“For the Son of Man came to seek and to save what was lost.” Luke 19:10
Christmas is the time of year we celebrate Jesus’ coming. After all, the word “Christ”, which means “Messiah”, is in the word Christmas. Many of the songs we sing and hear on the radio are still about Him. But why did He come?
Not For Power. Jesus Christ did not come to gain earthly power. “The devil led him up to a high place and showed him in an instant all the kingdoms of the world. And he said to him, ‘I will give you all their authority and splendor; it has been given to me, and I can give it to anyone I want to. If you worship me, it will all be yours.’ Jesus answered, ‘It is written: Worship the Lord your God and serve him only.’” (Luke 4:5-8) For us, this may be the equivalent of being offered the presidency of the United States or the head of a major international business.

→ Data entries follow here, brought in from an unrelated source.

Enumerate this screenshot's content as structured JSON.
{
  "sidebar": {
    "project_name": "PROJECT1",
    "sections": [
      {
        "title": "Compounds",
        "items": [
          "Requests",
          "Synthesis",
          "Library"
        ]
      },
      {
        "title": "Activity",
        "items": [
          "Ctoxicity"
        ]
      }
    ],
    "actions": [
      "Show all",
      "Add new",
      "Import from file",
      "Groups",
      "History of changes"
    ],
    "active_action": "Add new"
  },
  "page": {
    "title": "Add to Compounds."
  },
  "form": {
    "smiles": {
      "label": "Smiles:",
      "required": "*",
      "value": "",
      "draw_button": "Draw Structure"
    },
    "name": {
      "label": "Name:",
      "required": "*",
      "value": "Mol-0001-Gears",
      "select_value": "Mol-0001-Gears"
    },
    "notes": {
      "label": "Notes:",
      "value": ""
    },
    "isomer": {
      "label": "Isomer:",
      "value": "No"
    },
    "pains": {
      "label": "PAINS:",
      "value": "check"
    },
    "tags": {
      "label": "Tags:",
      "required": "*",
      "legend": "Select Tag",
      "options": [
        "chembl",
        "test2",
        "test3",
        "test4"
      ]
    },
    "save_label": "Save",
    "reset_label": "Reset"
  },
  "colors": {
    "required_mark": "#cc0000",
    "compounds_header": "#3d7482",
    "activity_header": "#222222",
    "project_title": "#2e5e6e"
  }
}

Not For Fame. Throughout His ministry, Jesus commanded those He healed to not tell anyone (Matthew 8:4; 9:30; Mark 1:44; 8:30; Luke 9:21). We, who live in capturing the moment of notoriety through all types of media, may find this strange and even foolish. However, Jesus was not interested in the lure of fame and seizing the moment for His own personal advancement.

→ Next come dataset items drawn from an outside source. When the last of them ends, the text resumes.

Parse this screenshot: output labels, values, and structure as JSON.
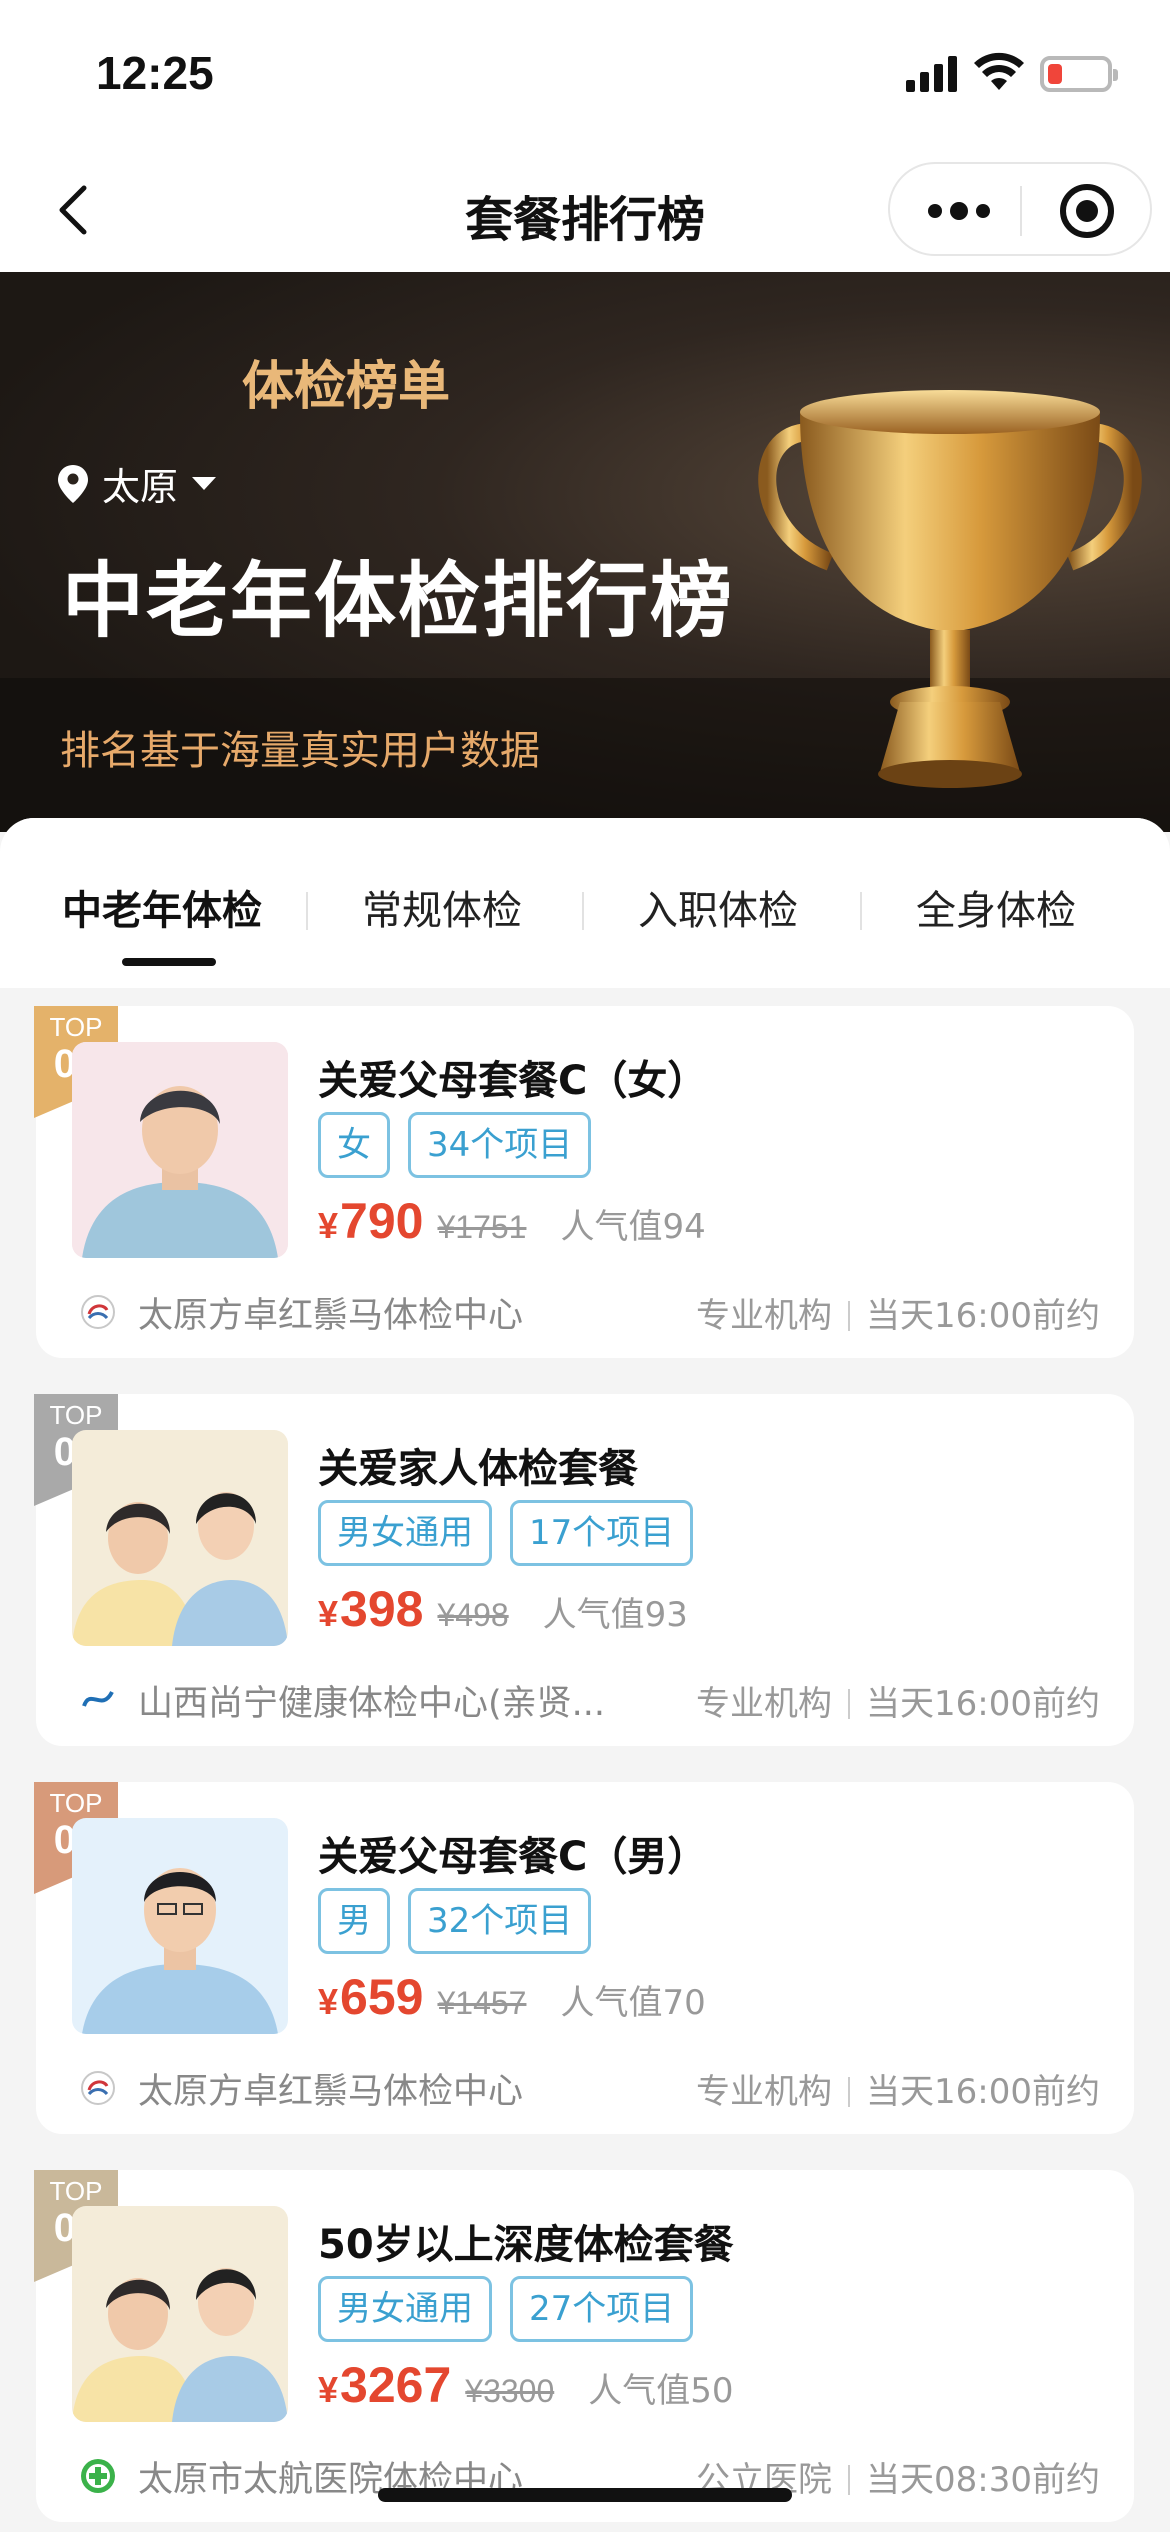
{
  "status": {
    "time": "12:25"
  },
  "nav": {
    "title": "套餐排行榜"
  },
  "banner": {
    "subtitle": "体检榜单",
    "city": "太原",
    "title": "中老年体检排行榜",
    "note": "排名基于海量真实用户数据"
  },
  "tabs": [
    {
      "label": "中老年体检",
      "active": true
    },
    {
      "label": "常规体检",
      "active": false
    },
    {
      "label": "入职体检",
      "active": false
    },
    {
      "label": "全身体检",
      "active": false
    }
  ],
  "cards": [
    {
      "rank_top": "TOP",
      "rank_num": "01",
      "rank_color": "#e4b26a",
      "name": "关爱父母套餐C（女）",
      "tags": [
        "女",
        "34个项目"
      ],
      "currency": "¥",
      "price": "790",
      "old_price": "¥1751",
      "popularity": "人气值94",
      "institution": "太原方卓红鬃马体检中心",
      "inst_type": "专业机构",
      "booking": "当天16:00前约"
    },
    {
      "rank_top": "TOP",
      "rank_num": "02",
      "rank_color": "#a9a9a9",
      "name": "关爱家人体检套餐",
      "tags": [
        "男女通用",
        "17个项目"
      ],
      "currency": "¥",
      "price": "398",
      "old_price": "¥498",
      "popularity": "人气值93",
      "institution": "山西尚宁健康体检中心(亲贤...",
      "inst_type": "专业机构",
      "booking": "当天16:00前约"
    },
    {
      "rank_top": "TOP",
      "rank_num": "03",
      "rank_color": "#d79a7a",
      "name": "关爱父母套餐C（男）",
      "tags": [
        "男",
        "32个项目"
      ],
      "currency": "¥",
      "price": "659",
      "old_price": "¥1457",
      "popularity": "人气值70",
      "institution": "太原方卓红鬃马体检中心",
      "inst_type": "专业机构",
      "booking": "当天16:00前约"
    },
    {
      "rank_top": "TOP",
      "rank_num": "04",
      "rank_color": "#c9b89a",
      "name": "50岁以上深度体检套餐",
      "tags": [
        "男女通用",
        "27个项目"
      ],
      "currency": "¥",
      "price": "3267",
      "old_price": "¥3300",
      "popularity": "人气值50",
      "institution": "太原市太航医院体检中心",
      "inst_type": "公立医院",
      "booking": "当天08:30前约"
    }
  ]
}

Not For Wealth. “Away in a manger, no crib for a bed, The little Lord Jesus laid down His sweet head. The stars in the sky looked down where He lay, The little Lord Jesus asleep on the hay.” The first stanza of the popular Christmas song, Away in a Manger, demonstrates the lowly way in which He came. He did not grow up in a palace but in the home of a simple carpenter. Jesus Himself said during his three-year ministry: “Foxes have holes and birds of the air have nests, but the Son of Man has no place to lay his head” (Matthew 8:20).

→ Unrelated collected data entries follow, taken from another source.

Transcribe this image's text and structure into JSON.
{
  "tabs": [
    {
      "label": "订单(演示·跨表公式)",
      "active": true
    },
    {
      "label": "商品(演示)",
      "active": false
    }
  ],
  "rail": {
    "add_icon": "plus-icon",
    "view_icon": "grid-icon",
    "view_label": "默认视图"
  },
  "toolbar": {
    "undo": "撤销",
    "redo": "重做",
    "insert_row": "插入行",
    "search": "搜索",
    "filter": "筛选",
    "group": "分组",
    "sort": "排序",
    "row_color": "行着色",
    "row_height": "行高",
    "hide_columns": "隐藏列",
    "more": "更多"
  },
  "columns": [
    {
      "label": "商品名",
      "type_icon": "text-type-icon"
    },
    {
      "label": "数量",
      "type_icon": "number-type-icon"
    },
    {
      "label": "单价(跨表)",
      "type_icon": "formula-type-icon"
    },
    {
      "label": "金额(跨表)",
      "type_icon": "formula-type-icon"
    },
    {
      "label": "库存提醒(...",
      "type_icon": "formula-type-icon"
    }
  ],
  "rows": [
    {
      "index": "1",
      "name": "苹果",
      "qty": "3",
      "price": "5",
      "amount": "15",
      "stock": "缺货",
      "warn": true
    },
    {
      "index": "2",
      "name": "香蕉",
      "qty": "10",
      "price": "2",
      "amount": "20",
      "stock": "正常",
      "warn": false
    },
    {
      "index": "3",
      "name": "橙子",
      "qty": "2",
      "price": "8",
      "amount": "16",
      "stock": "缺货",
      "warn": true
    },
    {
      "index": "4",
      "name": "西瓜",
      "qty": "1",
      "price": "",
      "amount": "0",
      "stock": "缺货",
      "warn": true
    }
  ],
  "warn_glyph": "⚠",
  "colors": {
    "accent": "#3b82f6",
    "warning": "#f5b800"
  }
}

Why did He come? Jesus tells us plainly in Luke 19:10, “For the Son of Man came to seek and to save what was lost.” The true meaning of Christmas was part of God’s great plan from the beginning of the world. He came to seek and save you and me from being lost in our sin. Christmas is a reminder that “God so loved the world that He gave His only Son…” (John 3:16a). Why did He come? Look in the mirror and you will see why He came.